Tuesday, November 30, 2010
In the Midwest
He saw the iron wings of daybreak struggling
to rise over the warehouses stacked along the river.
Rotting wharves and bulkheads. Dead tracks
leading to railroad yards on the edge of nowhere,
the sun toiling in gray smoke on the horizon.
As if God had crumbled bits of charcoal
in the air and dusted the earth with ashes—
Eyelids of silt, thou shalt not open!
Scourge of asphalt and carbon, of slag heaps
and oil-stained piers, of soot and smog . . .

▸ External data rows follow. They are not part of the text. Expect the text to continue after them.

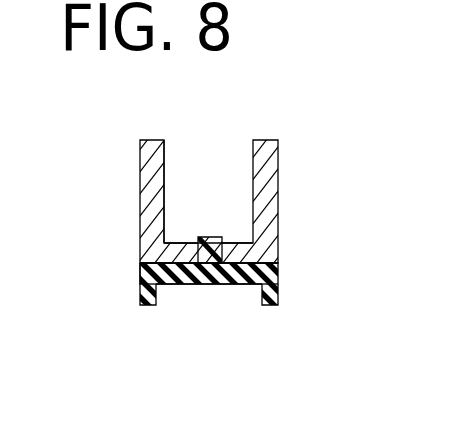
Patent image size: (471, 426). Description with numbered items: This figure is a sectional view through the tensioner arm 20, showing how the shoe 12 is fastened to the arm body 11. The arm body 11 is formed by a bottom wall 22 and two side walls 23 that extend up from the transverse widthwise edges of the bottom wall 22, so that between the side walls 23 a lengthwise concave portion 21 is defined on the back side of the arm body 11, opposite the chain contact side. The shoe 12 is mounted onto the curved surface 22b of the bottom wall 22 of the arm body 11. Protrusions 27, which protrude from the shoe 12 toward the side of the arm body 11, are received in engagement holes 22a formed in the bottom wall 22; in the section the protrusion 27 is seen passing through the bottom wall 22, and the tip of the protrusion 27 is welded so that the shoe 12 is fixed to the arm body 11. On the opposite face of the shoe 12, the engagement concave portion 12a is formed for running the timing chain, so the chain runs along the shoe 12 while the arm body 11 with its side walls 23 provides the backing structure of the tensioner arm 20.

The tensioner arm 20 is at (243, 117).
The arm body 11 is at (281, 212).
The side walls 23 is at (140, 160).
The lengthwise concave portion 21 is at (165, 180).
The bottom wall 22 is at (183, 237).
The protrusions 27 is at (258, 252).
The shoe 12 is at (281, 277).
The engagement concave portion 12a is at (264, 297).
The engagement holes 22a is at (200, 284).
The curved surface 22b is at (140, 283).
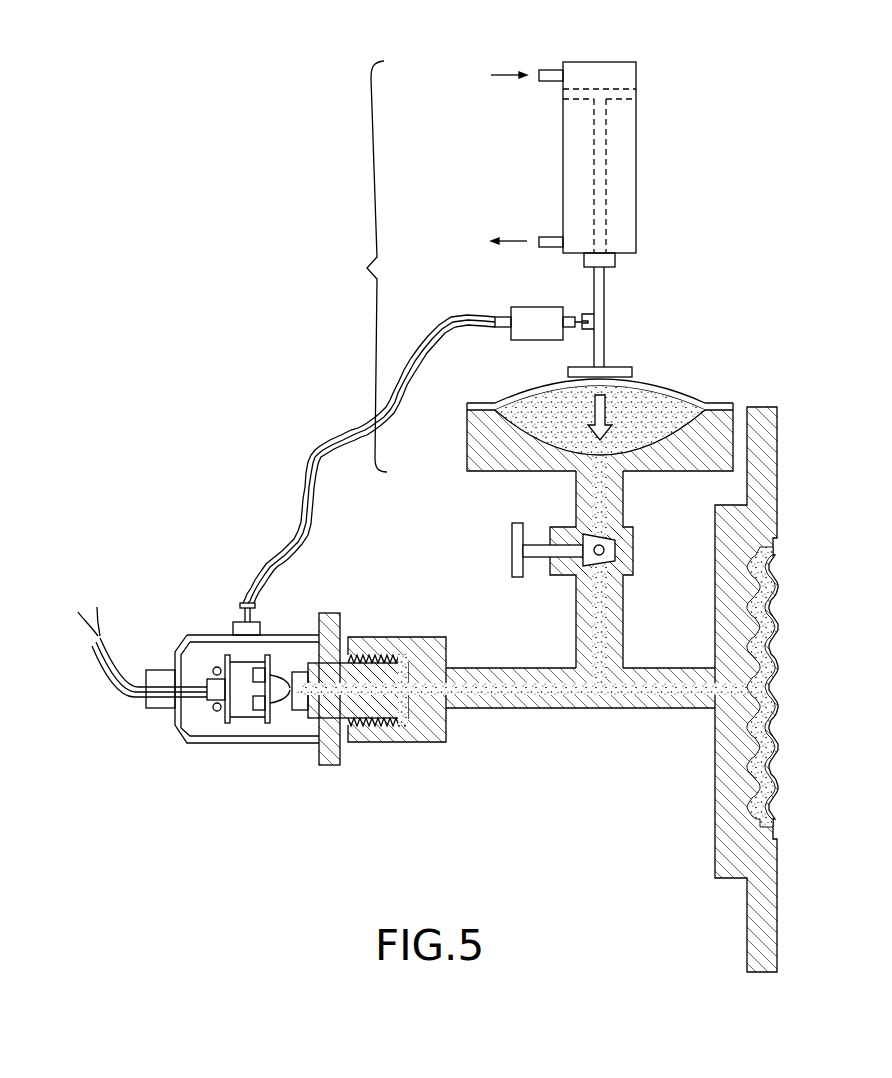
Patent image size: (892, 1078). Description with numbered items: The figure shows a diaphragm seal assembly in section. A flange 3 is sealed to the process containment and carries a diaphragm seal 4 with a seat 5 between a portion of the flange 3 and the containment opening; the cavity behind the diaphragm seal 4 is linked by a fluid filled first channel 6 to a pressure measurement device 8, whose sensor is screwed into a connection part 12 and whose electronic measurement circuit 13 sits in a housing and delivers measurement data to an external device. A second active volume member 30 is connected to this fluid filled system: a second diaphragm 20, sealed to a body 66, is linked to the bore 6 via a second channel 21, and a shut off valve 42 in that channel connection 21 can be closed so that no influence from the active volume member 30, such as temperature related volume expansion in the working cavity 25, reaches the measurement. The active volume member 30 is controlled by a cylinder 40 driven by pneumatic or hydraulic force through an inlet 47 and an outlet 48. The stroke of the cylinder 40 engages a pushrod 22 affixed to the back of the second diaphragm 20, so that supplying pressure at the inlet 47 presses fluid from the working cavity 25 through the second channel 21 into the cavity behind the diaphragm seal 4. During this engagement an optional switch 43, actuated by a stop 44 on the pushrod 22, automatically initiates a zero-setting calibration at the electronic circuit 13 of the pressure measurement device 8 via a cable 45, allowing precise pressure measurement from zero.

The flange 3 is at (740, 853).
The diaphragm seal 4 is at (775, 742).
The seat 5 is at (746, 750).
The first channel 6 is at (665, 688).
The pressure measurement device 8 is at (266, 783).
The connection part 12 is at (423, 653).
The electronic measurement circuit 13 is at (246, 698).
The second diaphragm 20 is at (685, 398).
The second channel 21 is at (598, 642).
The pushrod 22 is at (605, 288).
The working cavity 25 is at (640, 415).
The active volume member 30 is at (363, 266).
The cylinder 40 is at (636, 157).
The shut off valve 42 is at (537, 538).
The switch 43 is at (520, 312).
The stop 44 is at (588, 313).
The cable 45 is at (305, 470).
The inlet 47 is at (547, 70).
The outlet 48 is at (543, 237).
The body 66 is at (485, 440).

He was not a prophet of revision and announcement,
not the biblical kind, like Habakkuk or Amos,
and yet he wandered through the heartland alone
and saw the shattered spine of a bridge
collapsing in Gary; he saw the ruined breath
and gaping windows of a factory choking
in Youngstown; he saw the stench of history
seeping out of Sandusky and Calumet City . . .
Stops on the highway, stains on a dark map.
Foundries, industrial waste. Stripped quarries,
stripped land, what we’ve done to the sky
curdling over two drunks sleeping on an embankment
and waking up to a late day in the empire.
He kept speaking of Byzantium, of Constantinople.
He saw gulls feasting on garbage.
He saw the gouged bodies of the unborn.